Pas à ce point-là. Ils auront duré six ans, et la dernière année, on tirait vraiment dessus. Mais à l’achat on ne nous avait pas donné ce genre d’information. Un matériel neuf, surtout quand on est sur des nouvelles technologies, il est forcément parfait ! C’est à l’usage qu’on voit les défauts.

Prévoyez-vous de supprimer vos échangeurs encore présents sur les deux autres bâtiments ?

Oui, en attendant d’avoir une autre énergie. Probablement du bois. Mais vu le montant de l’investissement, on va attendre un peu.

Ce qui coûte cher, c’est l’installation du réseau d’eau qui transporte la chaleur dans le bâtiment. Puis il faut un local pour la chaudière et la réserve de bois. Et dès que les bâtiments sont un peu grands, il faut plutôt deux chaudières côte à côte qui vont tourner alternativement à fond, plutôt que de faire tourner les deux au ralenti en même temps. C’est aussi sécurisant en cas de panne.

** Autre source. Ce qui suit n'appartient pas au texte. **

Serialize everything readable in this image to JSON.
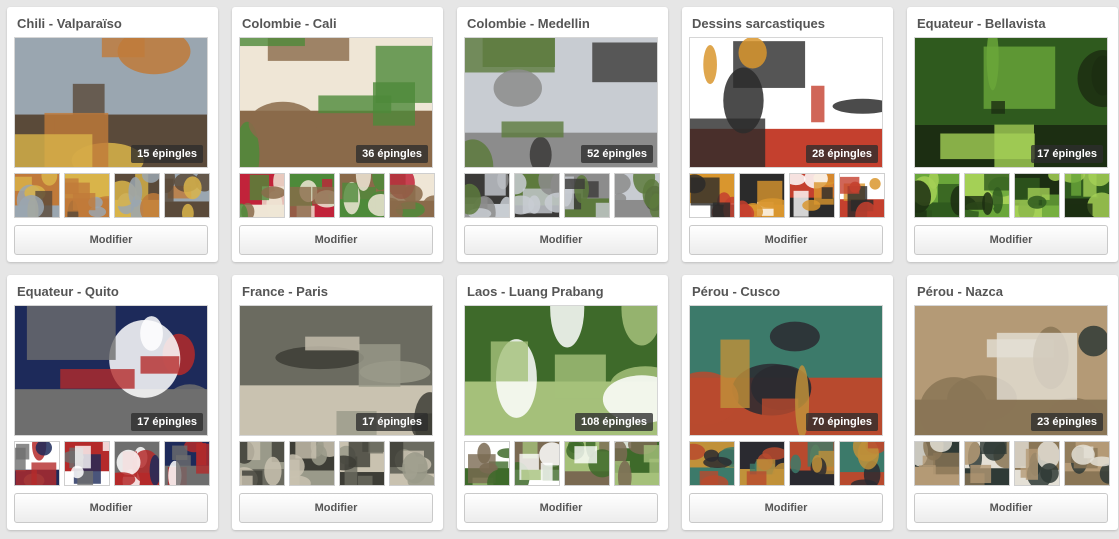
{
  "boards": [
    {
      "title": "Chili - Valparaïso",
      "pins": "15 épingles",
      "modify": "Modifier",
      "palette": [
        "#9aa6b0",
        "#c07a3a",
        "#d9b44a",
        "#5a4a3a"
      ]
    },
    {
      "title": "Colombie - Cali",
      "pins": "36 épingles",
      "modify": "Modifier",
      "palette": [
        "#efe6d6",
        "#c1233a",
        "#4d8a3a",
        "#8a6a4a"
      ]
    },
    {
      "title": "Colombie - Medellin",
      "pins": "52 épingles",
      "modify": "Modifier",
      "palette": [
        "#c8ccd2",
        "#3b3a38",
        "#5d7a3d",
        "#8c8c8c"
      ]
    },
    {
      "title": "Dessins sarcastiques",
      "pins": "28 épingles",
      "modify": "Modifier",
      "palette": [
        "#ffffff",
        "#d9962e",
        "#2b2b2b",
        "#c4402e"
      ]
    },
    {
      "title": "Equateur - Bellavista",
      "pins": "17 épingles",
      "modify": "Modifier",
      "palette": [
        "#2f5a1e",
        "#6aa63a",
        "#a4d056",
        "#1c2e12"
      ]
    },
    {
      "title": "Equateur - Quito",
      "pins": "17 épingles",
      "modify": "Modifier",
      "palette": [
        "#1d2a5a",
        "#ffffff",
        "#b42a2a",
        "#6e6e6e"
      ]
    },
    {
      "title": "France - Paris",
      "pins": "17 épingles",
      "modify": "Modifier",
      "palette": [
        "#6b6b60",
        "#9a9a8a",
        "#3d3d36",
        "#c9c2b0"
      ]
    },
    {
      "title": "Laos - Luang Prabang",
      "pins": "108 épingles",
      "modify": "Modifier",
      "palette": [
        "#3e6a2a",
        "#ffffff",
        "#7a6a52",
        "#a5c07a"
      ]
    },
    {
      "title": "Pérou - Cusco",
      "pins": "70 épingles",
      "modify": "Modifier",
      "palette": [
        "#3c7a6a",
        "#c0913a",
        "#2a2a30",
        "#b84a2e"
      ]
    },
    {
      "title": "Pérou - Nazca",
      "pins": "23 épingles",
      "modify": "Modifier",
      "palette": [
        "#b49a76",
        "#2f3a36",
        "#e4e0d6",
        "#8a7656"
      ]
    }
  ],
  "icons": {
    "cover-photo": "photo-icon",
    "thumbnail": "photo-icon"
  }
}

Il existe aussi des solutions qui fonctionnent à l’air, mais je n’y crois pas.

D’autres modifications ont été réalisées ?

La modification la plus significative que nous avons réalisée ces dernières années porte sur le traitement de l’eau, qui nous a permis depuis trois ans d’arrêter les antibiotiques. Mais cela représente une gestion importante au quotidien.

Pour l’instant, on a réussi à supprimer les antibiotiques. Il arrivera sans doute une fois où on devra encore en utiliser, mais ça devra rester exceptionnel.